子供一人でもその心身にかかる負担は結構なものだと思います。

父親はほとんど家事的なことは何もできない人であれこれ母に注文をする人なので、

8人の子供+α(父親)ですから、それこそ母は休んでる暇などありません。

 

いまになってよくよく思い返してみると、

座ったなと思うと、すぐに席を立って何かしているという状況でした。

でも、私の母はそういう状況でも、よく笑っている人でした。

いつ声を掛けてもうるさがるような表情や言葉を発したことがありませんでした。

大変そうだなと思ってお手伝いをすると、母も祖母もよく褒めてくれました。

「あら、上手だね!」

「すごいね、そんなことができるの?」

「お母さんとおばあちゃん、助かっちゃうな。」

「今日は、お手伝いしてもらったから、ゆっくり休めるよ。ありがとうね。」

なんてことをよく言ってくれました。

そして、それは意図的なのかどうか分かりませんが、

母も祖母も他の兄弟や家族がいる場所で言うんです。

なので、他の兄弟が特に自分より年下の子たちが「褒められること」を羨ましく思って、

次からは同じように真似て「お手伝い」をするようになってました。

ひどいときは、「お手伝い」の取り合いみたいなことになってしまって・・

あちこちでまとまりなく子供たちが動くので

母と祖母の目が行き届かず気づいてもらえず誰も褒められないみたいなこともあって(笑)

 

自分が幼い頃にお手伝いをして得た感覚は、

いまでも思い出すと母や祖母の笑顔がふっと浮かんできて

私に満足感や充実感を与えてくれます。

手伝ったことなんて、母と祖母が調理している間に食卓に箸や茶碗を運んで並べたり、

洗濯物をいっしょにたたむ程度の簡単なことでしたけど、

そんなちょっとしたことでも感謝されたことで

自分が家族の役に立てるという実感でした。

 

声を掛けたときは笑顔だけど、動いている時は大変そうに見えるその表情や姿を子供ながらに見て感じ、

自分ができることをやってきたお手伝いで褒められたことは、私の自己有用感を育んでくれました。

この自己有用感は、大人になるにつれて

自然と「自分は社会で役に立つ人になりたい」と思うようになり、

いまでも、「自分が何をすればその人が笑顔になるのか」ということを

自然に考えることにつながっています。

 

いま、私たちが行っている在宅介護の支援は、

有償ボランティア活動として行っている事業だということを話すと、

「お手伝い」や「ボランティア」という言葉に対して

「それをやると何かもらえるの?」と返してくる方がほとんどです。

自分が誰かのために何かを行ったことに対する見返りや報酬を期待する人が多いように感じます。

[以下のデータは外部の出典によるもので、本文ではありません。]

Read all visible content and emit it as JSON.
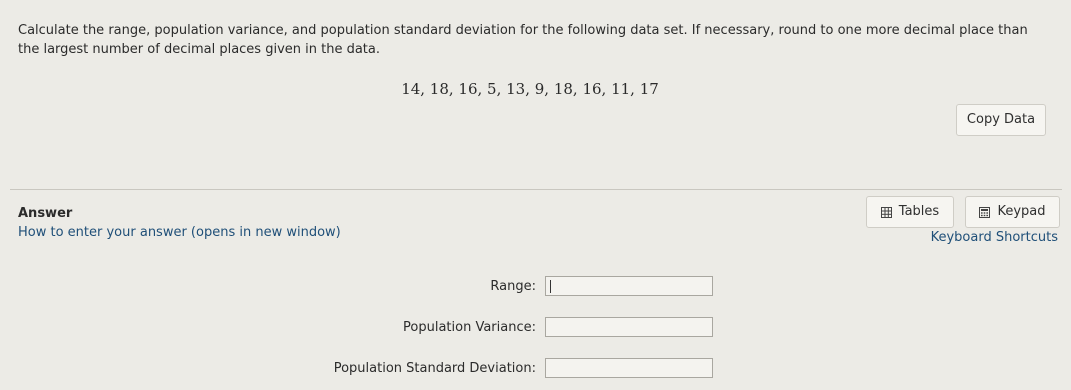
{
  "question": {
    "text": "Calculate the range, population variance, and population standard deviation for the following data set. If necessary, round to one more decimal place than the largest number of decimal places given in the data.",
    "dataset": "14, 18, 16, 5, 13, 9, 18, 16, 11, 17",
    "copy_button": "Copy Data"
  },
  "answer": {
    "heading": "Answer",
    "how_to_link": "How to enter your answer (opens in new window)",
    "keyboard_shortcuts": "Keyboard Shortcuts",
    "tables_button": "Tables",
    "keypad_button": "Keypad",
    "tables_icon": "table-icon",
    "keypad_icon": "calculator-icon",
    "fields": [
      {
        "label": "Range:",
        "value": ""
      },
      {
        "label": "Population Variance:",
        "value": ""
      },
      {
        "label": "Population Standard Deviation:",
        "value": ""
      }
    ]
  }
}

それから、その場面ごとに何を手伝えばいいのかの判断ができないという人もいます。

言葉を変えると「気が利かない」とも言えると思いますが、

こういうことを通じて、幼少期からの家庭内における教育という部分で「お手伝い」をするというのは、

人間性を育む大切な学習の機会ではないかなと思います。

 

「お手伝い」が自然と身についている人は、

あれこれ考えなくても相手の様子や動きを見て、気持ちを察し、

考えている間に行動しています。

 

介護の場面では、こういうことが最重要視され、必要とされます。

それは、ある意味「介護のセンス」じゃないかなとも感じます。

 

私はひとりの大人として、

また、ボランティアの力で在宅介護を支援する事業を行うひとりの人間として

家庭内だけでなく学内や地域において、

お手伝いを自発的に行う人の姿を見たときには、

積極的に感謝の言葉をかけていきたいです。

 

そういうことがよりよい介護人材を育成することや、

地域の支え合いを高めていく機会につながるものと思うからです。